Che cos'ha a che vedere questo antichissimo mito e le sue interpretazioni con il problema del sacerdozio femminile? A mio avviso ha a che vedere molto di più di quel che sembra. Debbo però avvertire che si tratta di una pista del tutto personale; e se, fin qui, potevo valermi dell'appoggio dei Padri, da qui in avanti, sono del tutto allo scoperto. D'altra parte il cammino teologico comincia con queste scoperture, prima di riscuotere avalli. Probabilmente non ne riscuoterò nemmeno ma, per quel che vale, prospetto un'ipotesi. 
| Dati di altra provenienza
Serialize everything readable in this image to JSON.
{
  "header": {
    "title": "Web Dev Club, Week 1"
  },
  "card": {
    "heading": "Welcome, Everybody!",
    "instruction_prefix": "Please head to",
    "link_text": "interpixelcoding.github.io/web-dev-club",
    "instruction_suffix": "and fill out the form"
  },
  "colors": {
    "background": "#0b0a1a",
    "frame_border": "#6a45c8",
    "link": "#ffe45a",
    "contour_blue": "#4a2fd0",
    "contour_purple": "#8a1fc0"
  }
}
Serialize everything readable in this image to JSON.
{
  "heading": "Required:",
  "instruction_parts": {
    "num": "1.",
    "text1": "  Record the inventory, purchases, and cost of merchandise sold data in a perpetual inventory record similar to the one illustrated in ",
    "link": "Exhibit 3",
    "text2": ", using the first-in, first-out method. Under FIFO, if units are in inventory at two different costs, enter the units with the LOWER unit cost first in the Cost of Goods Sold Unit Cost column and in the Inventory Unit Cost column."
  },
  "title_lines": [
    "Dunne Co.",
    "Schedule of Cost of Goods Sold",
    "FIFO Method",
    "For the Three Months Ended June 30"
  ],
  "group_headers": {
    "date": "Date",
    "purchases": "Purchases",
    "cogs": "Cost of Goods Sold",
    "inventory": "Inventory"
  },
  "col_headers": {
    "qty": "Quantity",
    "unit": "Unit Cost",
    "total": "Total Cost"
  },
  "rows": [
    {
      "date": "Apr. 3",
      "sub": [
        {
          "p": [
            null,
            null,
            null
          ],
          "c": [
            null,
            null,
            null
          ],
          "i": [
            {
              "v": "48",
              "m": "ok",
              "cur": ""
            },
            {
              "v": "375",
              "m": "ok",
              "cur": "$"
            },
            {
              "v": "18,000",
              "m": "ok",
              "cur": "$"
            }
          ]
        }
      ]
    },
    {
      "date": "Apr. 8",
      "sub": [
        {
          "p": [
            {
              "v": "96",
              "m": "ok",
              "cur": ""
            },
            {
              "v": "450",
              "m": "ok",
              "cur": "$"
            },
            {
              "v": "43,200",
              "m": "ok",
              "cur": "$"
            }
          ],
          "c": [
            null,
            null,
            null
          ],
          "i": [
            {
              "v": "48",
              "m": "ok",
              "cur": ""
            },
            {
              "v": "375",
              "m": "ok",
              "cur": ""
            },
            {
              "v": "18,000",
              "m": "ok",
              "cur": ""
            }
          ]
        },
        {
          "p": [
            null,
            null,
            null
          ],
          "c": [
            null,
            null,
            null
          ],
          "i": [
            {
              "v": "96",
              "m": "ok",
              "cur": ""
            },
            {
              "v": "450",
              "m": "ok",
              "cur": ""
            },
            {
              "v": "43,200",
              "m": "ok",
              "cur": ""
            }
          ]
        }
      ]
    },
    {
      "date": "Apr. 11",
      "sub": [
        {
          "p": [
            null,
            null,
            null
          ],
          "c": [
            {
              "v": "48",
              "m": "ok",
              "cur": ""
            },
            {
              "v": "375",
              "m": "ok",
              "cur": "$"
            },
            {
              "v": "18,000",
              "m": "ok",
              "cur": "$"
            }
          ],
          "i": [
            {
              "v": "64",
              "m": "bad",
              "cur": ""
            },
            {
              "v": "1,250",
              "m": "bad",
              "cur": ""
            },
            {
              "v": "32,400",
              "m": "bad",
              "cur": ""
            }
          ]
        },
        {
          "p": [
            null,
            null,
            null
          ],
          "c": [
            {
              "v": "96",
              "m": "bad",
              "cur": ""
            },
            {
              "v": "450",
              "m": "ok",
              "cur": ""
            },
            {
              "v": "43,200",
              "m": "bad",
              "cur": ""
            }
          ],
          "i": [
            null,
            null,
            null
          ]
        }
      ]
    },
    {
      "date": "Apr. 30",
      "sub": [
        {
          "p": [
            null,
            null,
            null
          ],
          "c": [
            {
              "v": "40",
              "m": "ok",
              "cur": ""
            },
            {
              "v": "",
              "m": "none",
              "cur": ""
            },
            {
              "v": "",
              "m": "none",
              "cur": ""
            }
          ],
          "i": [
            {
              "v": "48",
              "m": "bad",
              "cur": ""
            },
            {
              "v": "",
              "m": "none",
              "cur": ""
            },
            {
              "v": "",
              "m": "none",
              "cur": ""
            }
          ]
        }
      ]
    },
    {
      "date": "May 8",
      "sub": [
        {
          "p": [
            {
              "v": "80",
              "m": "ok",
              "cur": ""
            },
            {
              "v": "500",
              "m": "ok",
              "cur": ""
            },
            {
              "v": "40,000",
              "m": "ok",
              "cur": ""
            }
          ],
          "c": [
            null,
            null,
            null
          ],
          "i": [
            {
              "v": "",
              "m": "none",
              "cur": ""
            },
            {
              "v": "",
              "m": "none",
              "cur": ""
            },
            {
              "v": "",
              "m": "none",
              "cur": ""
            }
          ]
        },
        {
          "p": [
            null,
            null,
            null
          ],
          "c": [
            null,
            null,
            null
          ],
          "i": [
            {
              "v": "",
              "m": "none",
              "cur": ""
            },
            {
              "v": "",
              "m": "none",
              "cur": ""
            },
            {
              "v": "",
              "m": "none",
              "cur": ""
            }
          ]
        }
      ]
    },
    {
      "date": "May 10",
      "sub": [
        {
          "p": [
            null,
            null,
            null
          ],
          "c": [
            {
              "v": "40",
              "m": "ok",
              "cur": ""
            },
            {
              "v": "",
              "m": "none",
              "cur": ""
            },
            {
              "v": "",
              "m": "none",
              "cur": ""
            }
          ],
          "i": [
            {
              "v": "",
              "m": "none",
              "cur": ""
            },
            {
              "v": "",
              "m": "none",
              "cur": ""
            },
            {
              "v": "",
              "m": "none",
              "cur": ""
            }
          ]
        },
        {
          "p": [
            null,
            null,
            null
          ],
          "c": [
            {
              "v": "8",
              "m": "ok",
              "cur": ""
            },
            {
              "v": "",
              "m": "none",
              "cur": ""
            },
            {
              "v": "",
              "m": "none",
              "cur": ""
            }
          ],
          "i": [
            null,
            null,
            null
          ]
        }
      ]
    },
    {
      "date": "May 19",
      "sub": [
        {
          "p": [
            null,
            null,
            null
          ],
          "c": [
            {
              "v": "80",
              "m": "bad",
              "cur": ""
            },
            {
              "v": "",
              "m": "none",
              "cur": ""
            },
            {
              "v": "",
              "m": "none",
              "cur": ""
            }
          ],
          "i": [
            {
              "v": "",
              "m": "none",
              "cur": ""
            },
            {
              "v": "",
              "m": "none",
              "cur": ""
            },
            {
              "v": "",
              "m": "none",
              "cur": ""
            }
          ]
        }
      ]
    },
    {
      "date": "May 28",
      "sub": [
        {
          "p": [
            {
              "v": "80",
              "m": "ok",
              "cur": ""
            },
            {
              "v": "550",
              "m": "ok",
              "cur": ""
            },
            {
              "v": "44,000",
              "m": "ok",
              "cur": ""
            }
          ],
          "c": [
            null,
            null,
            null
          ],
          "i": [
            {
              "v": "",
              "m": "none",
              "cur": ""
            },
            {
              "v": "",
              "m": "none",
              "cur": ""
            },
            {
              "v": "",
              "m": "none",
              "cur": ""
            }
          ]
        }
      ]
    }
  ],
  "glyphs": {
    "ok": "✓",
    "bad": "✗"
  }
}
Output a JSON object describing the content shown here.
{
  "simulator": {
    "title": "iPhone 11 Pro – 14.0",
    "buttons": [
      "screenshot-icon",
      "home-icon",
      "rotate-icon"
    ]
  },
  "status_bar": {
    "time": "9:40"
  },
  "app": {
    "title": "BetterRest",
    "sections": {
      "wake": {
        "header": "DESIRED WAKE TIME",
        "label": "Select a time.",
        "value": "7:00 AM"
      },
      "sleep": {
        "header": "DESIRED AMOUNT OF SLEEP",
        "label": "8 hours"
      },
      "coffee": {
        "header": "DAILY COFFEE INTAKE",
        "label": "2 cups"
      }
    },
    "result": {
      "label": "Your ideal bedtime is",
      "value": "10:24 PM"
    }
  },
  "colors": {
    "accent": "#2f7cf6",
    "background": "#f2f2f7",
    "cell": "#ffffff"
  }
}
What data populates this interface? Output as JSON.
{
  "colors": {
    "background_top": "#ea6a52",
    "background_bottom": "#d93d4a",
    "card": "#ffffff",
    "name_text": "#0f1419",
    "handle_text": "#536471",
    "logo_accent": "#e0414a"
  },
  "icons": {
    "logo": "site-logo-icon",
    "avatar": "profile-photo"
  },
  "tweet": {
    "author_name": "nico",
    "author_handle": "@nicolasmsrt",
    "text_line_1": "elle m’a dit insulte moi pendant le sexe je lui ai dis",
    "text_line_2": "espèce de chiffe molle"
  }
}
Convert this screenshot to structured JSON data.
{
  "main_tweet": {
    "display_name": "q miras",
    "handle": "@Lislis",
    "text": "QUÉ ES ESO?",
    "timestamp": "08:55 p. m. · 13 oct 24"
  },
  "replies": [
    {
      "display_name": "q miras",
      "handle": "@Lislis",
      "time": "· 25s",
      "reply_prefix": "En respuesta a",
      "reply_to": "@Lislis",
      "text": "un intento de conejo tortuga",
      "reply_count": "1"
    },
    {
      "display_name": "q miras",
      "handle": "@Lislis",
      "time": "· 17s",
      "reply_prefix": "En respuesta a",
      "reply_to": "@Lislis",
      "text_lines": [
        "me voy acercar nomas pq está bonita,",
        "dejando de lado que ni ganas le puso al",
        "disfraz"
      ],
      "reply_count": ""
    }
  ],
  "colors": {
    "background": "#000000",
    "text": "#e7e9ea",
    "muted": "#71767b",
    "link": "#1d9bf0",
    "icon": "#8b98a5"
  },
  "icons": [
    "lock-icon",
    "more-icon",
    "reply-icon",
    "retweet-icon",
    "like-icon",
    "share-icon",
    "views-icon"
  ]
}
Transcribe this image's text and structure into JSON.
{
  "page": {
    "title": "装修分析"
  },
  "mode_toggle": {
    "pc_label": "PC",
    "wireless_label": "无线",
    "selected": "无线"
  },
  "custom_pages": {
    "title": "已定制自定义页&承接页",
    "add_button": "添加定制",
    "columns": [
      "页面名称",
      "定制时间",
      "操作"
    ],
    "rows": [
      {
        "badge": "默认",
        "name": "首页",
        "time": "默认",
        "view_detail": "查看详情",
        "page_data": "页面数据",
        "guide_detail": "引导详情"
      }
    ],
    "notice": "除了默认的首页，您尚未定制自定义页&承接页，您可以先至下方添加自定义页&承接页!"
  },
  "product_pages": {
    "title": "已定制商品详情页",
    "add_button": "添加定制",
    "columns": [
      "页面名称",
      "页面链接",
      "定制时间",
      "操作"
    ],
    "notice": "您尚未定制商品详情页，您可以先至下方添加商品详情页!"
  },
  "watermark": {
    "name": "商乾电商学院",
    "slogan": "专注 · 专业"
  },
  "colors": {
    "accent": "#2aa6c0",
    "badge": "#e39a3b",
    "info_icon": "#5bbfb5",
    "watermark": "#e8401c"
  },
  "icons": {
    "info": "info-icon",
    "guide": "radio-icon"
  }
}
Si sa che il giardino delle origini, più che un racconto storico, è una profezia escatologica, e il primo Adamo viene ripreso e realizzato pienamente da Cristo (che, non per nulla, è detto dai Padri "secondo Adamo") e più precisamente, dal Cristo escatologico, dal Cristo risorto. Ed è pensabile che il Cristo risorto, la cui diversità dal Cristo storico e mortale è chiaramente testimoniata dai Vangeli, recuperi quella globalità dell'uomo che era, in modo confuso, nel primo Adamo e che poi conobbe l'arricchimento ma patì anche la dimidiazione della sessualità storica. 

Se il Cristo storico fu indubbiamente un maschio, sì può dubitare che il Cristo risorto permanga in quella situazione e sì può invece ipotizzare che, in lui, come afferma San Paolo parlando della situazione cristiana, non ci sia più, né maschio né femmina (e, se l'affermazione paolina ha chiaramente un valore etico, è tuttavia possibile che possa essere caricata di sensi ontologici più profondi). Nel Cristo risorto si realizzerebbe nuovamente la pienezza della creatura umana, nella sua bipolarità. 

Ora, se il sacerdote opera in persona Christi, ci si può chiedere se riprende il Cristo storico o il Cristo risorto. Se il Cristo storico ha una maggiore prossimità col maschio, il Cristo risorto, in questa ipotesi, è una realtà universale che può venir ripreso, a livello simbolico, da entrambi i sessi, con eguale rassomiglianza, anche se (e questo vale ovviamente per ogni risposta teologica) con sostanziale diversità. 

Come si vede qui entrano in gioco questioni enormi che attengono al concetto di incarnazione, di resurrezione, di realtà escatologica e via dicendo. Siamo, insomma, molto al di là sia delle resistenze vaticane che di certi rivendicazionismi femministi.